The authors discuss that EMW represents the time between the end of electrical and mechanical systole. In healthy adults, this should be positive as electrical systole ends the before closure of the aortic valve. In patients with LQTS, there is a mismatch due to prolongation of electrical systole resulting in a negative EMW. The mechanism for why there is increased arrhythmias in this setting is unknown but thought to be due to abnormalities in cellular calcium handling, heterogenous mechanical /electrical ventricular dispersion, impaired relaxation, and/or modulations of cardiac mechanoreceptors. Interestingly a negative EMW in animal models of LQTS has been associated with increased lability for torsade de pointes.
The impact for treatment on the EMW was not evaluated in this study. Presumptively, some if not all of these patients were on beta-blocker at the time of their imaging and thus the impact of therapy on EMW and outcomes is unclear. However, the authors conducted a pilot study on patients who underwent left cardiac sympathetic denervation that is used to reduce events in high risk patients. They showed a reduction in EMW by 35±57 msec.

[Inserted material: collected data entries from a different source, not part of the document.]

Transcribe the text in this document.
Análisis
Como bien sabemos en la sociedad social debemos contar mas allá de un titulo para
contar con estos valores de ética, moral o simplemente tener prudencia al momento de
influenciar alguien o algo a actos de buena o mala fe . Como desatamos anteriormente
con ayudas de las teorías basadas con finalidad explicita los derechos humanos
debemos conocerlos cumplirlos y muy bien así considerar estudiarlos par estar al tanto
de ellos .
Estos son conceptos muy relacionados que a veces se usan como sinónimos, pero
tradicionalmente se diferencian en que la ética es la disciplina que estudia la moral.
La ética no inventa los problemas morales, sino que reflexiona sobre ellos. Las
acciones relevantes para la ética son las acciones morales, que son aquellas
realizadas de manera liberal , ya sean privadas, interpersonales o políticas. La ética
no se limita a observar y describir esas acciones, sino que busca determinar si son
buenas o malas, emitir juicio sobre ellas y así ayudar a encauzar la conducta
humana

Most importantly, this study demonstrated that an echocardiographic marker of electromechanical dysfunction (EMW) was a better predictor of events in LQTS overall and in particular in LQTS1 and LQTS2 than the QTc interval. In addition, this study demonstrated that this measure could be obtained reliably and accurately with appropriate training of staff.
This study does have some limitations that may impact its generalizability. First, all clinical analysis and evaluation was done at single center by a single provider with expertise in LQTS. Second, the assessment of the QT interval on echocardiogram can be challenging as demonstrated by a removal of 13% of the cohort and the learning curve needed by sonographers/physicians to obtain accurate measures. This was due to the inability to precisely determine the end of the T-wave due to small T-wave amplitude, biphasic T-wave, or noise. Third, the lead positioning and beat-to beat HR variation impact on the QTc interval was not addressed. Finally, the authors highlight that additional markers or alternative techniques (i.e. strain, tissue doppler, etc.) for electromechanical dysfunction may prove to be superior.
Risk stratification in LQTS is critically important to minimize the risk of morbidity and mortality. This has been mainly driven by genotype, gender, age, QTc interval, and prior clinical events. This study identifies a new measure that can be incorporated in the risk assessment of patients with LQTS to better inform clinical decisions. Validation of this data in a prospective trial and/or multicenter study will aid in the generalizability of these findings.